Sociodemographic and clinical correlates of gabapentin receipt with and without opioids among a national cohort of patients with HIV.

Gabapentin is commonly prescribed for chronic pain, including to patients with HIV (PWH). There is growing concern regarding gabapentin's potential for harm, particularly in combination with opioids. Among PWH, we examined factors associated with higher doses of gabapentin receipt and determined if receipt varied by opioid use. We examined data from the Veterans Aging Cohort Study, a national prospective cohort including PWH, from 2002 through 2017. Covariates included prescribed opioid dose, self-reported past year opioid use, and other sociodemographic and clinical variables. We used multinomial logistic regression to determine independent predictors of gabapentin receipt. Among 3,702 PWH, 902 (24%) received any gabapentin during the study period at a mean daily dose of 1,469 mg. In the multinomial model, high-dose gabapentin receipt was associated with high-dose benzodiazepine receipt (adjusted odds ratio [aOR], 95% confidence interval [CI]= 1.53, [1.03-2.27]), pain interference (1.65 [1.39-1.95]), and hand or foot pain (1.81, [1.45-2.26]). High-dose gabapentin receipt was associated with prescribed high-dose opioids receipt (2.66 [1.95-3.62]) but not self-reported opioid use (1.03 [0.89-1.21]). PWH prescribed gabapentin at higher doses are more likely to receive high-dose opioids and high-dose benzodiazepines, raising safety concerns.

Cannabis use, pain interference, and prescription opioid receipt among persons with HIV: a target trial emulation study.

Concomitant with expanded legalization, cannabis is increasingly used to treat chronic pain among persons with HIV (PWH), despite equivocal benefit in research limited by small sample sizes and short duration of follow-up.

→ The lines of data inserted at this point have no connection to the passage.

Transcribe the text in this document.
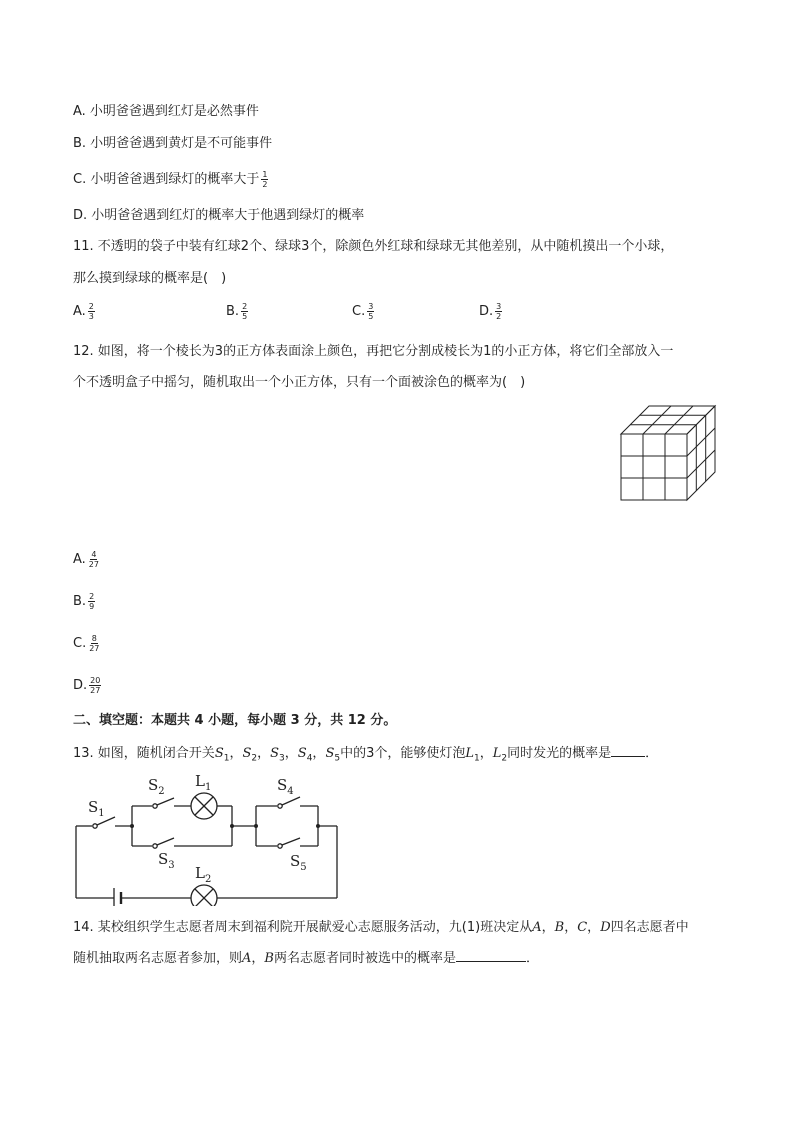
A. 小明爸爸遇到红灯是必然事件
B. 小明爸爸遇到黄灯是不可能事件
C. 小明爸爸遇到绿灯的概率大于 $\frac{1}{2}$
D. 小明爸爸遇到红灯的概率大于他遇到绿灯的概率
11. 不透明的袋子中装有红球2个、绿球3个，除颜色外红球和绿球无其他差别，从中随机摸出一个小球，
那么摸到绿球的概率是(　)
A. $\frac{2}{3}$	B. $\frac{2}{5}$	C. $\frac{3}{5}$	D. $\frac{3}{2}$
12. 如图，将一个棱长为3的正方体表面涂上颜色，再把它分割成棱长为1的小正方体，将它们全部放入一
个不透明盒子中摇匀，随机取出一个小正方体，只有一个面被涂色的概率为(　)
A. $\frac{4}{27}$
B. $\frac{2}{9}$
C. $\frac{8}{27}$
D. $\frac{20}{27}$
二、填空题：本题共 4 小题，每小题 3 分，共 12 分。
13. 如图，随机闭合开关$S_1$，$S_2$，$S_3$，$S_4$，$S_5$中的3个，能够使灯泡$L_1$，$L_2$同时发光的概率是	．
$S_1$
$S_2$
$L_1$
$S_3$
$S_4$
$S_5$
$L_2$
14. 某校组织学生志愿者周末到福利院开展献爱心志愿服务活动，九(1)班决定从A，B，C，D四名志愿者中
随机抽取两名志愿者参加，则A，B两名志愿者同时被选中的概率是	．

To address these limitations, among a sample of PWH with pain interference enrolled in the Veterans Aging Cohort Study, we performed a target trial emulation study to compare the impact of four cannabis use strategies on pain interference. Among those receiving long-term opioid therapy (LTOT), we also explored impact of these strategies on ≥ 25% LTOT dose reduction. Among the analytic sample (N = 1284), the majority were men with a mean age of 50. Approximately 31% used cannabis and 12% received LTOT at baseline. Adjusting for demographic and clinical factors, cannabis use in any of 4 longitudinal patterns was not associated with resolved pain interference over 12- to 24-month follow-up. Among 153 participants receiving LTOT at baseline, cannabis use at both baseline and follow-up was negatively associated with LTOT dose reduction compared to no use at both baseline and follow-up. These findings support other observational studies finding no association between cannabis use and improved chronic pain or LTOT reduction among PWH.